La substance blanche se développe plus lentement dans le cerveau des enfants autistes que dans celui des témoins dans plusieurs domaines auparavant liés aux traits de l'autisme, notamment les comportements répétitifs, les fonctions exécutives et les capacités motrices. Les résultats ont été publiés dans Biological Psychiatry en octobre.

Les scores des participants sur une mesure de la sévérité de l'autisme évoluent également dans le temps, a indiqué l'équipe en mai. À l'âge de 6 ans, environ 29 % des enfants autistes ont obtenu un score inférieur à celui qu'ils avaient à l'âge de 3 ans, ce qui suggère que la gravité de leurs traits s'est atténuée, tandis que 17 % ont évolué dans le sens inverse, le reste étant resté stable.

Entre autres différences, les enfants dont la sévérité de l'autisme a augmenté avec le temps ont eu un développement de la matière blanche plus lent que les autres enfants autistes, plus particulièrement dans la couche sagittale, qui relie des parties de la couche externe du cerveau à des structures plus profondes.
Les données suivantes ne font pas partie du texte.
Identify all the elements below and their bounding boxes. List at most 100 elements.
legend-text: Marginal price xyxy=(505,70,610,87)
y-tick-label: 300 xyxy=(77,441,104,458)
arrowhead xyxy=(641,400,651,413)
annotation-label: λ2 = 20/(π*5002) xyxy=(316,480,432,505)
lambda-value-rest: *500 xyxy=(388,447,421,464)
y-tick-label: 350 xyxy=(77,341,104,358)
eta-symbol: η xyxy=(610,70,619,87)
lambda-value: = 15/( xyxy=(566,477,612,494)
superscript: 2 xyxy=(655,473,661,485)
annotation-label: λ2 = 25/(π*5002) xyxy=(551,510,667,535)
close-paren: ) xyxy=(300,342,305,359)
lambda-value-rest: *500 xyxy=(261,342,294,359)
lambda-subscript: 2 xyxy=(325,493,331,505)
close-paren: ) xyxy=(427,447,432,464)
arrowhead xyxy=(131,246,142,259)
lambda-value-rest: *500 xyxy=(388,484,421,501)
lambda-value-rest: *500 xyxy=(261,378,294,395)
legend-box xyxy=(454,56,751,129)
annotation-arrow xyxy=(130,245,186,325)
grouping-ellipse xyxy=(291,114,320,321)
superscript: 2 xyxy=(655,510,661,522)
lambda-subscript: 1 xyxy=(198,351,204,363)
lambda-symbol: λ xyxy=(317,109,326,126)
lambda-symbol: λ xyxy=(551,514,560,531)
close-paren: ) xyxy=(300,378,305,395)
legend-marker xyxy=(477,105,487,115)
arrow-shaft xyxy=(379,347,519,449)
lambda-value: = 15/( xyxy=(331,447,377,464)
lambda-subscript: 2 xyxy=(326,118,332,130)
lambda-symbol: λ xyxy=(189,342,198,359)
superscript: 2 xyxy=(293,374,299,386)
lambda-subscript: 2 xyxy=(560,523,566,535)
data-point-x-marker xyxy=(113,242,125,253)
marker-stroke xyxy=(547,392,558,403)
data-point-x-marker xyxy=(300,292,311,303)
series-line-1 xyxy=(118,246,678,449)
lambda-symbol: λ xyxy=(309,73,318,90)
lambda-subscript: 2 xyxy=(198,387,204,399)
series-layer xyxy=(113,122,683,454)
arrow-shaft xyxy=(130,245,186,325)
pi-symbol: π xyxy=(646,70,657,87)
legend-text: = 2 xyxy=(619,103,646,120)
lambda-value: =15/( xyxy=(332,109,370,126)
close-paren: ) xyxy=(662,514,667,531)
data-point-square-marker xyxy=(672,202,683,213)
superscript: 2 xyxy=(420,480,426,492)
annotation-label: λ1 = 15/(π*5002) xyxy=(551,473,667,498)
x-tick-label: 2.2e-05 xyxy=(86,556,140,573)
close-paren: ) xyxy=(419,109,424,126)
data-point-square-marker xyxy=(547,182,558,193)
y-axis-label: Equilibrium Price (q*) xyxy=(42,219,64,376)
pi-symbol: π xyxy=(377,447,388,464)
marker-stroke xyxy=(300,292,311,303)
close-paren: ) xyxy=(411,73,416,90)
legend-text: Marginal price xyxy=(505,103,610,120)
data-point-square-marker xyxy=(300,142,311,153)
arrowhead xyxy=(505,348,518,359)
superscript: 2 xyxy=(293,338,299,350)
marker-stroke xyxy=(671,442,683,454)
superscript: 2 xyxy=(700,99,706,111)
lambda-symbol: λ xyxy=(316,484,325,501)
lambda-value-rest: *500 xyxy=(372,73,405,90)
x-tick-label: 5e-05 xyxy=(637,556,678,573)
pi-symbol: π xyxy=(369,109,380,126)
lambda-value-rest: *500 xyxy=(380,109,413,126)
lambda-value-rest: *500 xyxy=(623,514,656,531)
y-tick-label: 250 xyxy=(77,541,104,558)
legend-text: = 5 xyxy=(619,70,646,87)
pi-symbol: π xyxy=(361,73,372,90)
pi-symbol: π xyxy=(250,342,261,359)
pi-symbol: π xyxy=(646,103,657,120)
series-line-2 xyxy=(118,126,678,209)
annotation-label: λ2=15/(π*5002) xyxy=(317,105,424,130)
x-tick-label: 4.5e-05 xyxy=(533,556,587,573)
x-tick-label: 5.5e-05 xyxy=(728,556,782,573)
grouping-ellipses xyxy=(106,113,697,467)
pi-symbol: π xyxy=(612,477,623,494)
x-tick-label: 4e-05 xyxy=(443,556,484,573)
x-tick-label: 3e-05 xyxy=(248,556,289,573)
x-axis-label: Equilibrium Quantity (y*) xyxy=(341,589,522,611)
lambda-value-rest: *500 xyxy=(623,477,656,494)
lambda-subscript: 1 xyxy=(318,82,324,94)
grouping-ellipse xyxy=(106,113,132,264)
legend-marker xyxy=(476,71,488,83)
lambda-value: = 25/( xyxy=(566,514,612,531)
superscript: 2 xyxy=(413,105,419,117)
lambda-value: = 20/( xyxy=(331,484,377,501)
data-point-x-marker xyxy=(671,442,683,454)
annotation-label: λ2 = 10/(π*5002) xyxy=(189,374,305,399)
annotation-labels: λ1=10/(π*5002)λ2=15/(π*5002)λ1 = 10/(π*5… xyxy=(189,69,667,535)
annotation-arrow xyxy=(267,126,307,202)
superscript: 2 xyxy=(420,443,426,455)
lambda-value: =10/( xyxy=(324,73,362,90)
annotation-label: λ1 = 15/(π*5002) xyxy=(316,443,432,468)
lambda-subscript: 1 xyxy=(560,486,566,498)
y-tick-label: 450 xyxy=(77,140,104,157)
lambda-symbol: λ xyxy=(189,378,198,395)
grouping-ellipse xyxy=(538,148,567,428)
Le faisceau de fibres est lié à la capacité de comprendre les expressions du visage.

"Cela commence vraiment à affiner notre vision de ce qui se passe et qui pourrait être associé à leurs changements de comportement", explique M. Amaral.

Malgré les différences entre les groupes, l'étude a montré une quantité "remarquable" de variations dans le développement individuel du cerveau, dit Bray. D'autres études longitudinales seront nécessaires pour confirmer les résultats. Les futures études sur la taille du cerveau devraient également examiner de plus près la croissance cérébrale régionale, dit-elle - et elle se félicite de l'inclusion d'un plus grand nombre de filles autistes dans les deux études : "Bravo pour l'ensemble des données".

Les futurs scanners pourraient également révéler des différences de matière blanche entre les garçons et les filles, ce que les chercheurs n'ont pas trouvé dans l'étude actuelle. En fin de compte, l'identification de sous-groupes d'autisme aidera les scientifiques à développer des thérapies et des traitements plus ciblés, affirment les chercheurs.

"Nous n'en sommes qu'au début", déclare M. Nordahl. "C'est encore un rêve".